Some days it is as if the TV awards show judges are all holding up “10.0” paddles, their buzzers pressed, their chairs spinning towards you in affirmation.

 

Still other days, the music stops, the applause now distant, and we are left alone with our thoughts.  Usually these days come after loss, crisis, or disappointment.

 

The “bad days” can be useful exercises, though. 

 

I find in those moments, I pray more.  I appreciate nature, and well-tended gardens with heightened awareness of my own small-ness.
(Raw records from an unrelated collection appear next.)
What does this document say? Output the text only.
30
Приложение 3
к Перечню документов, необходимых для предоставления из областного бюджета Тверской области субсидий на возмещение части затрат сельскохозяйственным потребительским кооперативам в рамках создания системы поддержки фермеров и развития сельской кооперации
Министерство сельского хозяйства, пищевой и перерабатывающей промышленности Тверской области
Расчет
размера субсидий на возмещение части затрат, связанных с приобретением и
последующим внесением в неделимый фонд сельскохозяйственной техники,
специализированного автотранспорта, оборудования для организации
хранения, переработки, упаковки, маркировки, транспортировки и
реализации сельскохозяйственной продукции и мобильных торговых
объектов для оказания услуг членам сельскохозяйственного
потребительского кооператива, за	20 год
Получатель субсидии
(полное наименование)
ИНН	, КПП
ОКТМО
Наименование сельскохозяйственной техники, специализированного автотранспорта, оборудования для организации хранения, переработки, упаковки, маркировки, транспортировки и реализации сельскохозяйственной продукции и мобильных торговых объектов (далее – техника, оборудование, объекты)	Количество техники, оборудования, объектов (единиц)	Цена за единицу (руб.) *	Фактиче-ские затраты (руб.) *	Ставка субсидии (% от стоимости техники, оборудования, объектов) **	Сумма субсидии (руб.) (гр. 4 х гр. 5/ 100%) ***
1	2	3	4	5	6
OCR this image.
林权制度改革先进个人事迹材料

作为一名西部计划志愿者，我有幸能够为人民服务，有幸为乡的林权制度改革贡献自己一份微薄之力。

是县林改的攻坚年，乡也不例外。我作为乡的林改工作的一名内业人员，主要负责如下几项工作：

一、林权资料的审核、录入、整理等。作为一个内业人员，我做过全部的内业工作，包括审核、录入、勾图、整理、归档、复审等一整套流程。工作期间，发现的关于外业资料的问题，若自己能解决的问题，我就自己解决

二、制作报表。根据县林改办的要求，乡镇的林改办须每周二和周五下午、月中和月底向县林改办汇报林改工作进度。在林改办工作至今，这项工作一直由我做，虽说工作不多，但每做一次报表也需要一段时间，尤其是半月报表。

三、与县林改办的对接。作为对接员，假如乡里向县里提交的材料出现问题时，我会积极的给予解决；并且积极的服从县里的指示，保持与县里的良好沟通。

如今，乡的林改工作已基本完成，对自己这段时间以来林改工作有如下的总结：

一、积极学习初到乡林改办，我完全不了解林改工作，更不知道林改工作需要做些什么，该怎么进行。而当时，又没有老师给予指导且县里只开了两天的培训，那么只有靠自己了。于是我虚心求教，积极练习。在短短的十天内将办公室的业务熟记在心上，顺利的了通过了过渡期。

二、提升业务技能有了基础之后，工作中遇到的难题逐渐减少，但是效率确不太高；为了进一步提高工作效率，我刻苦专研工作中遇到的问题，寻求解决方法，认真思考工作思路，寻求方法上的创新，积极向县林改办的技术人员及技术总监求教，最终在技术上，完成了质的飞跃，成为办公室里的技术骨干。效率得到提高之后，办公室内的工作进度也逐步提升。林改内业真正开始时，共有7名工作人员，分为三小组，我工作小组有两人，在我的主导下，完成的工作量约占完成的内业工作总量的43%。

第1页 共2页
And I read a few poems to calm the nerves.

 

On reflection this is a pretty good prescription for tough times—gardening, poetry, and belief.

 

After a particularly bruising (albeit victorious) settlement conference in our Williamsburg office, I took my lunch to Colonial Williamsburg and walked through several neatly kept garden rows.  Flowers, bees, produce.  Soft breeze.  Faint clop clop clop of horse hooves.  Calming.  A breath prayer on a fence post. 

 

You might try it sometime when you feel the din begin to rise.

 

Consider picking up a copy of Garrison Keillor’s, Good Poems for Hard Times.  He’s selected a nice cadre of poems for just such an occasion.  Also, his introduction alone is worth the purchase.  He advocates that poetry is a trusted source in difficult moments, as poetry is, at root, a garden patch tended by “honest peasants.” This in contrast to, as he frames it, the “expense-account” special interests—corporate and political—that offers their own agenda rather than real solace after tragedy.

 

He writes, “At times life becomes almost impossible, and you curl up under a blanket in a dim room behind drawn shades and you despise your life, which seems mean and purposeless, a hoax and a cheat, your shining chances all wasted, pissed away, nobody can change this or make this better, love is lost, hope gone, nothing left but to pour a glass of gin and listen to weepy music.  But it can help to say words.  Moaning helps.  So does prayer.  God hears prayer and restores the souls of the faithful.  Walking helps.  Many people have pulled themselves up out of the pit by the simple expedient of rising to their feet, leaning slightly forward, and putting one foot ahead of the other.  Poems help . . . . American poetry is the truest journalism we have.  What your life can be, lived bravely and independently, you can discover in poetry.”

 

Keep Calm, Carry On, and perhaps walk through a garden, say a prayer, and if time allows, read a few good poems.  Let the mind wander.  Remain hopeful.

 

PS:  At the end of the Keillor’s Good Poems book, he writes a little blurb about each poet featured.  One, to me, especially stood out:

 

William BLAKE (1757-1827, London) was nine years old when he saw a tree full of angels, and in his adult life he often said that spirits would visit his studio to sit for portraits.  He married Catherine Boucher, an illiterate woman, at the age of 25, and taught her to read, write, and help him in his printing work.  The two collaborated on his most famous works, his hand-illustrated poetry books Songs of Innocence and Songs of Experience.  A friend once dropped by to find them sitting in their garden, naked, reciting passages from Paradise Lost.  “Come in!” cried Blake.  “It’s only Adam and Eve, you know!”  He died poor and unknown in London, coloring copies of his books while resting in bed.  He was buried in an unmarked grave.  The man who never in his mind and thoughts travel’d to heaven is no artist.